After following the ABCs of the university employment process (Applying, Begging, & Crying), I am proud to say that my days as a lazyass bum are now numbered. Starting next March, I will be teaching English at a university for the first time.
It was definitely a stressful process, so I’m hugely relieved that it worked out in the end. University positions are apparently extremely competitive, and with no experience at that level (widely considered a must), I feel extremely fortunate.

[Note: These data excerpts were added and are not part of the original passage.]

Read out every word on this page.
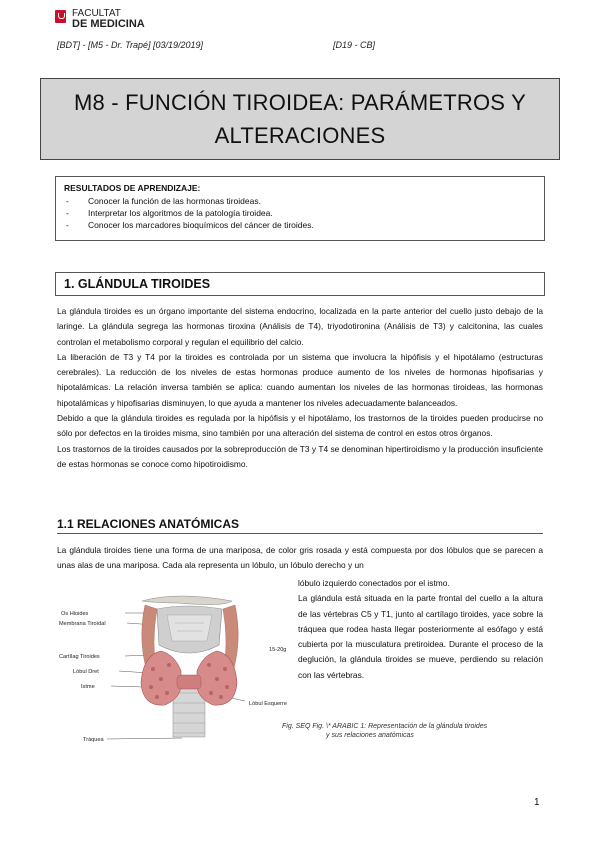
FACULTAT
DE MEDICINA
[BDT] - [M5 - Dr. Trapé] [03/19/2019]	[D19 - CB]
M8 - FUNCIÓN TIROIDEA: PARÁMETROS Y
ALTERACIONES
RESULTADOS DE APRENDIZAJE:
- Conocer la función de las hormonas tiroideas.
- Interpretar los algoritmos de la patología tiroidea.
- Conocer los marcadores bioquímicos del cáncer de tiroides.
1. GLÁNDULA TIROIDES

La glándula tiroides es un órgano importante del sistema endocrino, localizada en la parte anterior del cuello justo debajo de la laringe. La glándula segrega las hormonas tiroxina (Análisis de T4), triyodotironina (Análisis de T3) y calcitonina, las cuales controlan el metabolismo corporal y regulan el equilibrio del calcio.

La liberación de T3 y T4 por la tiroides es controlada por un sistema que involucra la hipófisis y el hipotálamo (estructuras cerebrales). La reducción de los niveles de estas hormonas produce aumento de los niveles de hormonas hipofisarias y hipotalámicas. La relación inversa también se aplica: cuando aumentan los niveles de las hormonas tiroideas, las hormonas hipotalámicas y hipofisarias disminuyen, lo que ayuda a mantener los niveles adecuadamente balanceados.

Debido a que la glándula tiroides es regulada por la hipófisis y el hipotálamo, los trastornos de la tiroides pueden producirse no sólo por defectos en la tiroides misma, sino también por una alteración del sistema de control en estos otros órganos.

Los trastornos de la tiroides causados por la sobreproducción de T3 y T4 se denominan hipertiroidismo y la producción insuficiente de estas hormonas se conoce como hipotiroidismo.

1.1 RELACIONES ANATÓMICAS
La glándula tiroides tiene una forma de una mariposa, de color gris rosada y está compuesta por dos lóbulos que se parecen a unas alas de una mariposa. Cada ala representa un lóbulo, un lóbulo derecho y un
Os Hioides
Membrana Tiroïdal
Cartílag Tiroides
Lòbul Dret
Istme
15-20g
Lòbul Esquerre
Tràquea

lóbulo izquierdo conectados por el istmo.

La glándula está situada en la parte frontal del cuello a la altura de las vértebras C5 y T1, junto al cartílago tiroides, yace sobre la tráquea que rodea hasta llegar posteriormente al esófago y está cubierta por la musculatura pretiroidea. Durante el proceso de la deglución, la glándula tiroides se mueve, perdiendo su relación con las vértebras.

Fig. SEQ Fig. \* ARABIC 1: Representación de la glándula tiroides
y sus relaciones anatómicas
1
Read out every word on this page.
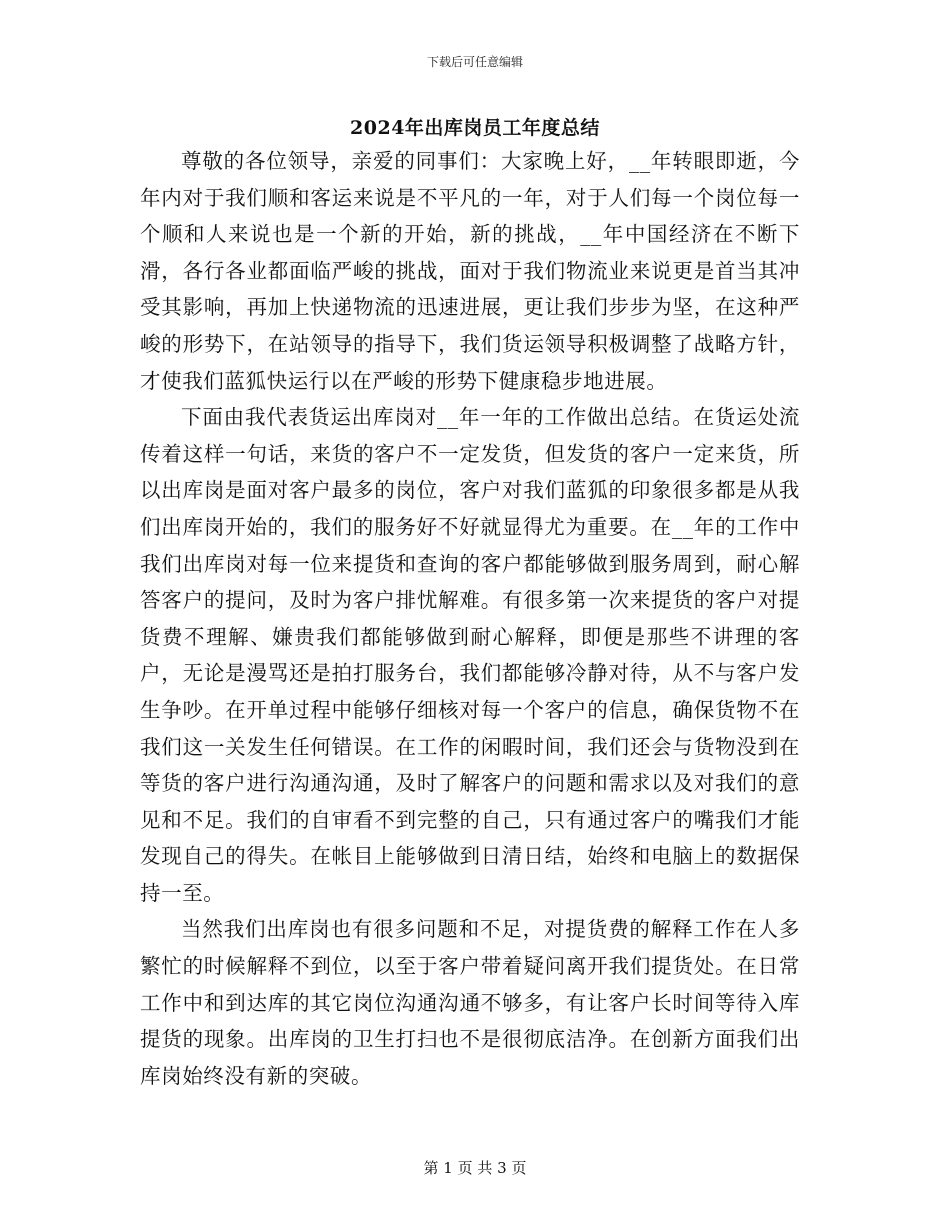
下载后可任意编辑
2024年出库岗员工年度总结

尊敬的各位领导，亲爱的同事们：大家晚上好，__年转眼即逝，今年内对于我们顺和客运来说是不平凡的一年，对于人们每一个岗位每一个顺和人来说也是一个新的开始，新的挑战，__年中国经济在不断下滑，各行各业都面临严峻的挑战，面对于我们物流业来说更是首当其冲受其影响，再加上快递物流的迅速进展，更让我们步步为坚，在这种严峻的形势下，在站领导的指导下，我们货运领导积极调整了战略方针，才使我们蓝狐快运行以在严峻的形势下健康稳步地进展。

下面由我代表货运出库岗对__年一年的工作做出总结。在货运处流传着这样一句话，来货的客户不一定发货，但发货的客户一定来货，所以出库岗是面对客户最多的岗位，客户对我们蓝狐的印象很多都是从我们出库岗开始的，我们的服务好不好就显得尤为重要。在__年的工作中我们出库岗对每一位来提货和查询的客户都能够做到服务周到，耐心解答客户的提问，及时为客户排忧解难。有很多第一次来提货的客户对提货费不理解、嫌贵我们都能够做到耐心解释，即便是那些不讲理的客户，无论是漫骂还是拍打服务台，我们都能够冷静对待，从不与客户发生争吵。在开单过程中能够仔细核对每一个客户的信息，确保货物不在我们这一关发生任何错误。在工作的闲暇时间，我们还会与货物没到在等货的客户进行沟通沟通，及时了解客户的问题和需求以及对我们的意见和不足。我们的自审看不到完整的自己，只有通过客户的嘴我们才能发现自己的得失。在帐目上能够做到日清日结，始终和电脑上的数据保持一至。

当然我们出库岗也有很多问题和不足，对提货费的解释工作在人多繁忙的时候解释不到位，以至于客户带着疑问离开我们提货处。在日常工作中和到达库的其它岗位沟通沟通不够多，有让客户长时间等待入库提货的现象。出库岗的卫生打扫也不是很彻底洁净。在创新方面我们出库岗始终没有新的突破。

第 1 页 共 3 页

It was all kind of serendipitous, too. I was actually relatively certain that things had gone very nicely at my first interview, so somehow I managed to convince myself that I had it in the bag. So when I got the e-mail telling me about my third interview (my second was the debacle described a couple of posts down), I almost thought about not going, since I (very stupidly) thought it might just complicate things. But I ended up going, but I cared so little about the outcome that I didn’t feel any nervousness whatsoever. This turned out to be a huge blessing in disguise, as I managed to remain calm and professional throughout without jumping up and down screeching, “Oh, pick ME, for the love of all that is sacred, hire MEEEEEE!” The interviewing panel of professors seemed to respond pretty well; they were all quite nice and spoke excellent English. One of them even recognized and complimented my alma mater, Pomona College, which probably makes him one of about five people in Korea that’s heard of the school. They also asked me about my writing (I told them my book was about “love and culture”), my favorite authors (again “Scott Spencer and Haruki Murakami”), and the year that I spent teaching blind students at a community center (actually wasn’t all that different from teaching non-blind kids, although a couple seemed to have incredible photographic memories when it came to hearing words and remembering meanings).
That very night, I got a call from the school, saying they wanted me for the position. It really caught me off guard, but it got me thinking about the school seriously for the first time, and after several days of thinking about it, I accepted. It’s a good thing I did, because I never even heard back from the first school (nor the second, though that was pretty much a given). So it all worked out well in the end, and I’ll officially be signing the contract with the university about ten days from now. I’m excited and nervous. It’s going to be a new challenge for me to teach university students, but I’m ready to do everything in my power to make it all work. Tommyland: the College Version, should be interesting.
More than anything, I’m glad the stress of a job search is finally behind me. I’d been too occupied with sending off resumes, checking out new ads, visiting schools, preparing teaching presentations, and just plain fretting to do anything else for the last month or so. Now I can finally write and read and breathe again. Feels very good, indeed.